Sonny & the Sunsets Antenna to the Afterworld
(Polyvinyl)The spaced-themed concept album has always been considered something of a novelty, a transitional phase when artists are compelled to dramatize more practical stories placed in settings that are only imagined as existing in the unknown. Minding the larger-than-life grandee of Ziggy Stardust, creating such a far-flung journey can take two of the following approaches: either exploring interstellar drones with a seriousness that intersects with the isolation of space, or employing rock rebellion into trite plots with the makings of a stage musical. It’s a teetering balancing act that has repeated itself for almost half a century.
But if there was someone willing to refresh the genre, then it had to be Sonny Smith. The Bay Area-based musician/playwright has taken his projects with the Sunsets in numerous directions that range from retrofitted garage rock to love-weary country, yet all of them embody an effortless, everyman stance. His breezy, unforced guitar playing can come across as listless on occasion, which can both a blessing and a curse, since the arrangements err on the primitive side, a quality that especially haunts the most prolific of writers.
Judging on the concept alone, Antenna to the Afterworld can be considered his most ambitious by default. A series of grief-stricken losses has taken Smith to reflect on the idea of death as a transitory phase that goes beyond the physical stage, but turns to gallows humor to buffer a heavy streak of mourning. It gives an added dimension to the crunchy jangle fuzz of Palmreader, in which he proclaims himself as fearless against the odds that lay before him. He’s a searcher of souls in the staggering vitality of Path of Orbit, relishing a spiritual reunion with an ardent communal chant that emulates the wide-grinned splendor of Thundercat Newman’s unforgettable Something in the Air.
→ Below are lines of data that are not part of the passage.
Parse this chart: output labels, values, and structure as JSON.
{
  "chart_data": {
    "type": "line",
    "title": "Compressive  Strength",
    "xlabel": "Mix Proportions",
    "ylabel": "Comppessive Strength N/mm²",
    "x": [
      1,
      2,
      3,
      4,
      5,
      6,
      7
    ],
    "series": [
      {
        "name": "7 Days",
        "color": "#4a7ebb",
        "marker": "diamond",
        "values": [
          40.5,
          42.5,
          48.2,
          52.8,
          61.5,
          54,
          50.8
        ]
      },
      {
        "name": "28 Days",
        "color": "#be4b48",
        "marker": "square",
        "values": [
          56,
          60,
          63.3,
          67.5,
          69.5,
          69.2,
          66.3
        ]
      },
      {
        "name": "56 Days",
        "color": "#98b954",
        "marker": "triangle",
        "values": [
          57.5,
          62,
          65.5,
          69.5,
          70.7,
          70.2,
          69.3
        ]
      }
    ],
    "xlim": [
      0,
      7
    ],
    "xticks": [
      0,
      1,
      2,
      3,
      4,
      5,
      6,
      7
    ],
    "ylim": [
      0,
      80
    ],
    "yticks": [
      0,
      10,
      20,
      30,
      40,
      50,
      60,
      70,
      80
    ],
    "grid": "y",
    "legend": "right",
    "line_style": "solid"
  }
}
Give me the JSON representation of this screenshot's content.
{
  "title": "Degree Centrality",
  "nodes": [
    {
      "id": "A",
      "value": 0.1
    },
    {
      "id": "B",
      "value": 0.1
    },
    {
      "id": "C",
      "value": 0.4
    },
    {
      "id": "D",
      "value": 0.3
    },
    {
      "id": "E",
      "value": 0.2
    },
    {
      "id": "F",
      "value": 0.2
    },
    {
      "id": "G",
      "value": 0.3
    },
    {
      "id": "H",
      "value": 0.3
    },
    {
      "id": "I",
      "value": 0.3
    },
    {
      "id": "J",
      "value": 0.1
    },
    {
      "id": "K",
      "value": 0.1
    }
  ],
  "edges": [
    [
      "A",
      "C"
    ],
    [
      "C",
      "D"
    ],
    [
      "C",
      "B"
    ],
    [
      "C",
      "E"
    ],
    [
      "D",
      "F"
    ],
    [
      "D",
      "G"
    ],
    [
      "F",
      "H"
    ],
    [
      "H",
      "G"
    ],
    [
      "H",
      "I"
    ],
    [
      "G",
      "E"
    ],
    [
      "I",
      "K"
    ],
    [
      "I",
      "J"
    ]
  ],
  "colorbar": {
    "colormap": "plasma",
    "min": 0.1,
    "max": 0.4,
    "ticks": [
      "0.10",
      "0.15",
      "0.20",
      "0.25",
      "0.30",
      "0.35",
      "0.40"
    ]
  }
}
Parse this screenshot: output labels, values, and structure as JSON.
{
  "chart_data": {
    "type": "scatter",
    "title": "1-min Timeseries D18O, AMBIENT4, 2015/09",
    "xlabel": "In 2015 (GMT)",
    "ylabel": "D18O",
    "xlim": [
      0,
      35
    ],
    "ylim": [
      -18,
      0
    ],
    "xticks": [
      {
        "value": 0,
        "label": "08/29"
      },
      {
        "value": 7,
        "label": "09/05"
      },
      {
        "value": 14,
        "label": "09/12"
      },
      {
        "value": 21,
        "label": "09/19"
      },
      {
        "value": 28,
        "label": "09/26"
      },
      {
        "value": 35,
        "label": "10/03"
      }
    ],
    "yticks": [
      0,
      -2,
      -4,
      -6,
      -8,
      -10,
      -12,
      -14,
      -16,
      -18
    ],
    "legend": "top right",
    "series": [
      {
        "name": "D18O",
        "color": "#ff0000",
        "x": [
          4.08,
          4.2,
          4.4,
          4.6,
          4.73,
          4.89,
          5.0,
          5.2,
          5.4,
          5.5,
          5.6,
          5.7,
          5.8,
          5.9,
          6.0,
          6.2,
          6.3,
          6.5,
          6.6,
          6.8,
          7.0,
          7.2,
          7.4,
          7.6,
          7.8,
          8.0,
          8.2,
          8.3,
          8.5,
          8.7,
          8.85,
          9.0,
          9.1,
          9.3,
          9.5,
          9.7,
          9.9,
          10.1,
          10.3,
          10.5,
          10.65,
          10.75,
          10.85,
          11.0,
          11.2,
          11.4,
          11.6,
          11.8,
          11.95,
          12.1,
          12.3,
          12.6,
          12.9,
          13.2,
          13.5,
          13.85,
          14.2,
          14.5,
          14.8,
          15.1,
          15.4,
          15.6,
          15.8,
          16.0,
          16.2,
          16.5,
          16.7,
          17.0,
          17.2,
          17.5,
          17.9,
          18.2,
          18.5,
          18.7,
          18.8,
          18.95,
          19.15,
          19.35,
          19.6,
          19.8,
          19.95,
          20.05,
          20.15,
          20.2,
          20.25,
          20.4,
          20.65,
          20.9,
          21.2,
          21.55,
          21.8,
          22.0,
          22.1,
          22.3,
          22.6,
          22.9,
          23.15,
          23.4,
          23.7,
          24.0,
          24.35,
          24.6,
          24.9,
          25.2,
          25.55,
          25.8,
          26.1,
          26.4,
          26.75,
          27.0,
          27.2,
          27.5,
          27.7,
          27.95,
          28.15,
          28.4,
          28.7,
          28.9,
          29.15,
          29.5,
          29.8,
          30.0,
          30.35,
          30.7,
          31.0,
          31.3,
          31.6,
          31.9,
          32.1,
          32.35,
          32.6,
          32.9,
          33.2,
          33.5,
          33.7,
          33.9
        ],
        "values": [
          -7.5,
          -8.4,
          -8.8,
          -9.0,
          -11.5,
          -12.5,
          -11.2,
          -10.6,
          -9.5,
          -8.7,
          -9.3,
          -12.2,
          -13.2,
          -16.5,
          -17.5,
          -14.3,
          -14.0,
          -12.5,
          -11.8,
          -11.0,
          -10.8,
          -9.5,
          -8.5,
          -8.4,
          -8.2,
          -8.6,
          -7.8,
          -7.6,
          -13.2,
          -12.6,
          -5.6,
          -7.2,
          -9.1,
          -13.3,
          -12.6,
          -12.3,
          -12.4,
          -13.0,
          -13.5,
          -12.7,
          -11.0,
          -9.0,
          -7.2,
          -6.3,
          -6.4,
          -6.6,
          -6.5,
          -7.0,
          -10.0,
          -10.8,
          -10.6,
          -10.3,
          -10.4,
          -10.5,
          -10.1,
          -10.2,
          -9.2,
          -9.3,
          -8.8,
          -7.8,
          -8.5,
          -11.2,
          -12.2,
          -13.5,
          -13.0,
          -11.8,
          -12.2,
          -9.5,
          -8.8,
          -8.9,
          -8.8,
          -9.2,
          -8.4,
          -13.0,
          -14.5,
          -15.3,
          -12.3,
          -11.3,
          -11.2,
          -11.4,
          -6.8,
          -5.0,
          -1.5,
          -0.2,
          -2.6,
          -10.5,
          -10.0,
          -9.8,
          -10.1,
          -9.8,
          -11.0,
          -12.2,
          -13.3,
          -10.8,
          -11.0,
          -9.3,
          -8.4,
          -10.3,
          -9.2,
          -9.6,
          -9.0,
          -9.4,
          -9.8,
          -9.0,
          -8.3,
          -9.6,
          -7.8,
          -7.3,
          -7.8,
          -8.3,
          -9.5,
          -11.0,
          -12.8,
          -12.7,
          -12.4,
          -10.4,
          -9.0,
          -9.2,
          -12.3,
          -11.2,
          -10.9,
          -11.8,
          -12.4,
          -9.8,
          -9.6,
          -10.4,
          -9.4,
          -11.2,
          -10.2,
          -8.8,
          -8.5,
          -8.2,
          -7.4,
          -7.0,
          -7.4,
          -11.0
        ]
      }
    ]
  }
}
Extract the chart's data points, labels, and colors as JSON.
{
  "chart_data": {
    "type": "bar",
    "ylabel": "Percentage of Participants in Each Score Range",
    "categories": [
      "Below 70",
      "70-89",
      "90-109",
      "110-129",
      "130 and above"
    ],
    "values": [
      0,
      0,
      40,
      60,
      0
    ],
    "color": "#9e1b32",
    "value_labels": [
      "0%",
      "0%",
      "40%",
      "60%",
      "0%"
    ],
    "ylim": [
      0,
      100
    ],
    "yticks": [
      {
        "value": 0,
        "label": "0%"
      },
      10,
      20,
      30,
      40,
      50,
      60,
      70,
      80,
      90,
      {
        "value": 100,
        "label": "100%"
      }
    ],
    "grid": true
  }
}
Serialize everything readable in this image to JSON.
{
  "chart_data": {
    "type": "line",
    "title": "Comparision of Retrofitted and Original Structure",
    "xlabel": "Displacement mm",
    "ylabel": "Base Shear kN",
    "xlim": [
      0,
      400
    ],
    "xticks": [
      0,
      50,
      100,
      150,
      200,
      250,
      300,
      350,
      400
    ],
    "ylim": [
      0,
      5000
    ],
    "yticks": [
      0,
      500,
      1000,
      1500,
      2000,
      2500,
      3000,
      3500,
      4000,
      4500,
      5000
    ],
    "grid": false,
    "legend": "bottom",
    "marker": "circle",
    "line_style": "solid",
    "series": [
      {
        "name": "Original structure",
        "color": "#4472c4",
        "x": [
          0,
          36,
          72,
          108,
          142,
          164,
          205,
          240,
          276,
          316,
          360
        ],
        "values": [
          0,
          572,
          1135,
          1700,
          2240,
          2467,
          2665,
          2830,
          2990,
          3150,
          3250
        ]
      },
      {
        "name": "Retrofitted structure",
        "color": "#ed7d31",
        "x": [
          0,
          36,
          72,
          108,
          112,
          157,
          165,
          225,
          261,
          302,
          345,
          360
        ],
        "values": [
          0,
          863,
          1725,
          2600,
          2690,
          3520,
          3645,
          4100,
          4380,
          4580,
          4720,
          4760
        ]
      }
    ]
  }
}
Needless to say, such profound themes aren’t entirely prevalent to the premise of Antenna – this is, after all, a series of vignettes that are told through the point of view of a space being visiting Earth. It almost becomes something of an afterthought, a cheap narrative device that’s set-up early with the sole purpose of justifying brilliant closer Green Blood. Blood is just that good of a song – it bounces a conversation back and forth over a sustained chord progression, detailing a human/cyborg love triangle that’s as bizarre as it is endearing. But to get to it, it stumbles upon a few hooky, compressed tracks without adding much of a story – Void relishes on its lunacy with a bevy of keyboard strokes that bounce off the walls over a surf rock twang, while Primitive unabashedly bores a new wave fusion that, to its credit, intriguingly finds a way of creating a sort of bastardized Robert Palmer/Dwight Twilley mashup.
Afterworld has the earmarks of a classic pop record through and through, and expands on Smith’s peculiarities with an odd array of synth textures that send up the days of sci-fi schlock. It’s screwy but smarter than it appears, achieved with a human element implemented within its core that almost makes you forget about its alien characters. But while it undoubtedly holds some of the strongest songs of his career, it doesn’t entirely fulfill the promise of a conceptual framework; it’s no surprise that Smith’s strange foibles encumber the possibility of achieving this, and only manages to fulfill its vision on a perfunctory level. Which shouldn’t be a surprise: for Smith, songwriting will always be a weird game. And that always comes first.